Configure whether metadata should be requested to be passed to the fit method.

Note that this method is only relevant when this estimator is used as a sub-estimator within a meta-estimator and metadata routing is enabled with enable_metadata_routing=True (see sklearn.set_config()). Please check the User Guide on how the routing mechanism works.

The options for each parameter are:

  • True: metadata is requested, and passed to fit if provided. The request is ignored if metadata is not provided.

  • False: metadata is not requested and the meta-estimator will not pass it to fit.

  • None: metadata is not requested, and the meta-estimator will raise an error if the user provides it.

  • str: metadata should be passed to the meta-estimator with this given alias instead of the original name.

The default (sklearn.utils.metadata_routing.UNCHANGED) retains the existing request. This allows you to change the request for some parameters and not others.

Added in version 1.3.

Parameters:

sample_weight (str, True, False, or None, default=sklearn.utils.metadata_routing.UNCHANGED) – Metadata routing for sample_weight parameter in fit.

Returns:

self – The updated object.

Return type:

object

set_partial_fit_request(*, classes: bool | None | str = '$UNCHANGED$', sample_weight: bool | None | str = '$UNCHANGED$') MLPWrapper

Configure whether metadata should be requested to be passed to the partial_fit method.
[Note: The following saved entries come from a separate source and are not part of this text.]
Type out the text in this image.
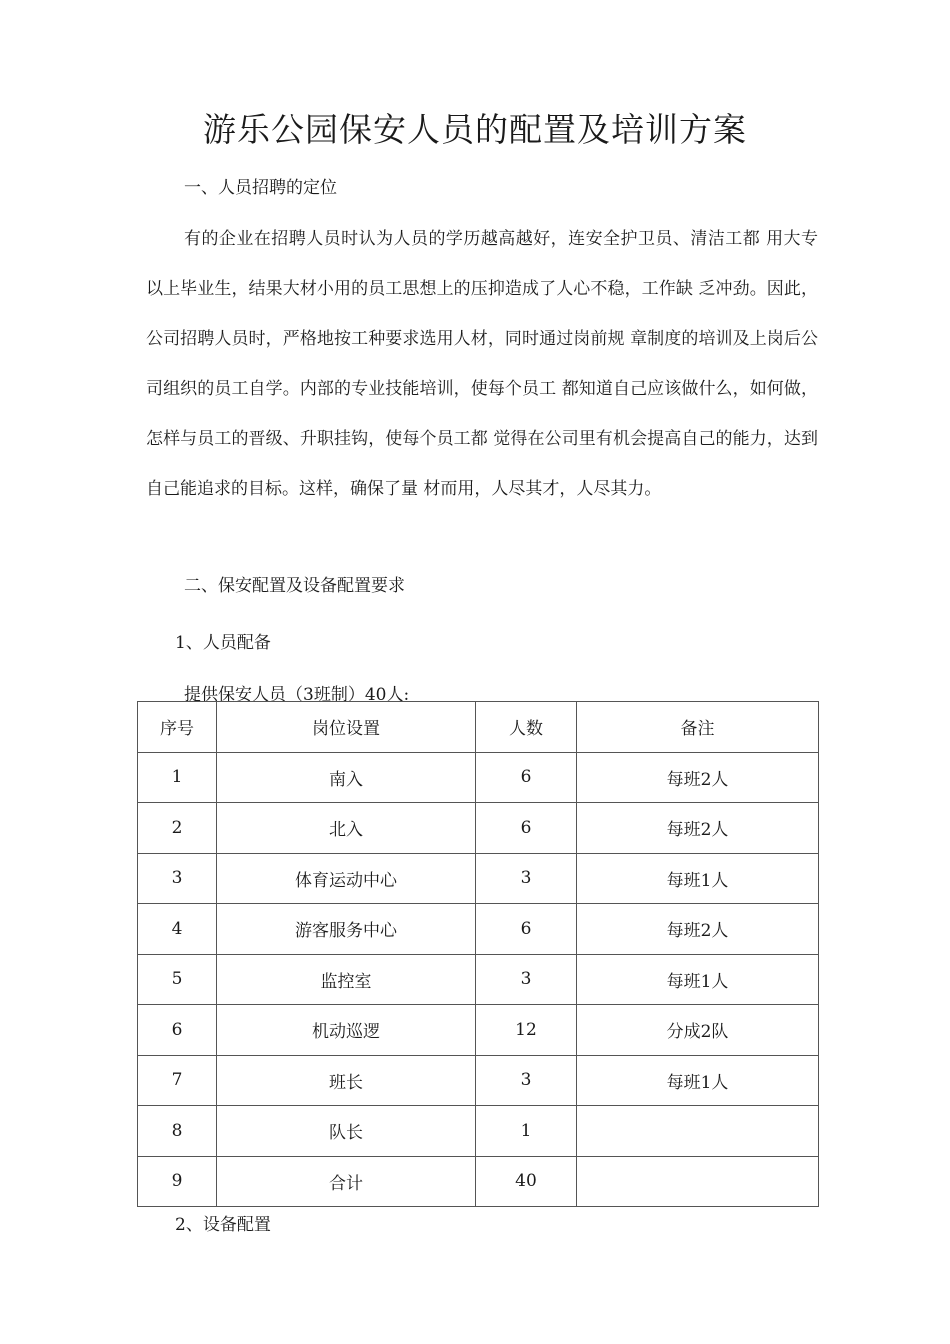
游乐公园保安人员的配置及培训方案
一、人员招聘的定位

有的企业在招聘人员时认为人员的学历越高越好，连安全护卫员、清洁工都 用大专以上毕业生，结果大材小用的员工思想上的压抑造成了人心不稳，工作缺 乏冲劲。因此，公司招聘人员时，严格地按工种要求选用人材，同时通过岗前规 章制度的培训及上岗后公司组织的员工自学。内部的专业技能培训，使每个员工 都知道自己应该做什么，如何做，怎样与员工的晋级、升职挂钩，使每个员工都 觉得在公司里有机会提高自己的能力，达到自己能追求的目标。这样，确保了量 材而用，人尽其才，人尽其力。

二、保安配置及设备配置要求
1、人员配备
提供保安人员（3班制）40人:
序号	岗位设置	人数	备注
1	南入	6	每班2人
2	北入	6	每班2人
3	体育运动中心	3	每班1人
4	游客服务中心	6	每班2人
5	监控室	3	每班1人
6	机动巡逻	12	分成2队
7	班长	3	每班1人
8	队长	1	
9	合计	40	
2、设备配置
Note that this method is only relevant when this estimator is used as a sub-estimator within a meta-estimator and metadata routing is enabled with enable_metadata_routing=True (see sklearn.set_config()). Please check the User Guide on how the routing mechanism works.

The options for each parameter are:

  • True: metadata is requested, and passed to partial_fit if provided. The request is ignored if metadata is not provided.

  • False: metadata is not requested and the meta-estimator will not pass it to partial_fit.

  • None: metadata is not requested, and the meta-estimator will raise an error if the user provides it.

  • str: metadata should be passed to the meta-estimator with this given alias instead of the original name.

The default (sklearn.utils.metadata_routing.UNCHANGED) retains the existing request. This allows you to change the request for some parameters and not others.

Added in version 1.3.

Parameters:
  • classes (str, True, False, or None, default=sklearn.utils.metadata_routing.UNCHANGED) – Metadata routing for classes parameter in partial_fit.

  • sample_weight (str, True, False, or None, default=sklearn.utils.metadata_routing.UNCHANGED) – Metadata routing for sample_weight parameter in partial_fit.

Returns:

self – The updated object.

Return type:

object

set_score_request(*, sample_weight: bool | None | str = '$UNCHANGED$') MLPWrapper

Configure whether metadata should be requested to be passed to the score method.

Note that this method is only relevant when this estimator is used as a sub-estimator within a meta-estimator and metadata routing is enabled with enable_metadata_routing=True (see sklearn.set_config()). Please check the User Guide on how the routing mechanism works.

The options for each parameter are:

  • True: metadata is requested, and passed to score if provided. The request is ignored if metadata is not provided.

  • False: metadata is not requested and the meta-estimator will not pass it to score.

  • None: metadata is not requested, and the meta-estimator will raise an error if the user provides it.

  • str: metadata should be passed to the meta-estimator with this given alias instead of the original name.

The default (sklearn.utils.metadata_routing.UNCHANGED) retains the existing request. This allows you to change the request for some parameters and not others.

Added in version 1.3.

Parameters:

sample_weight (str, True, False, or None, default=sklearn.utils.metadata_routing.UNCHANGED) – Metadata routing for sample_weight parameter in score.

Returns:

self – The updated object.

Return type:

object

set_params(**params)[source]

Set the parameters of this estimator.

The method works on simple estimators as well as on nested objects (such as Pipeline). The latter have parameters of the form <component>__<parameter> so that it’s possible to update each component of a nested object.

Parameters:

**params (dict) – Estimator parameters.

Returns:

self – Estimator instance.

Return type:

estimator instance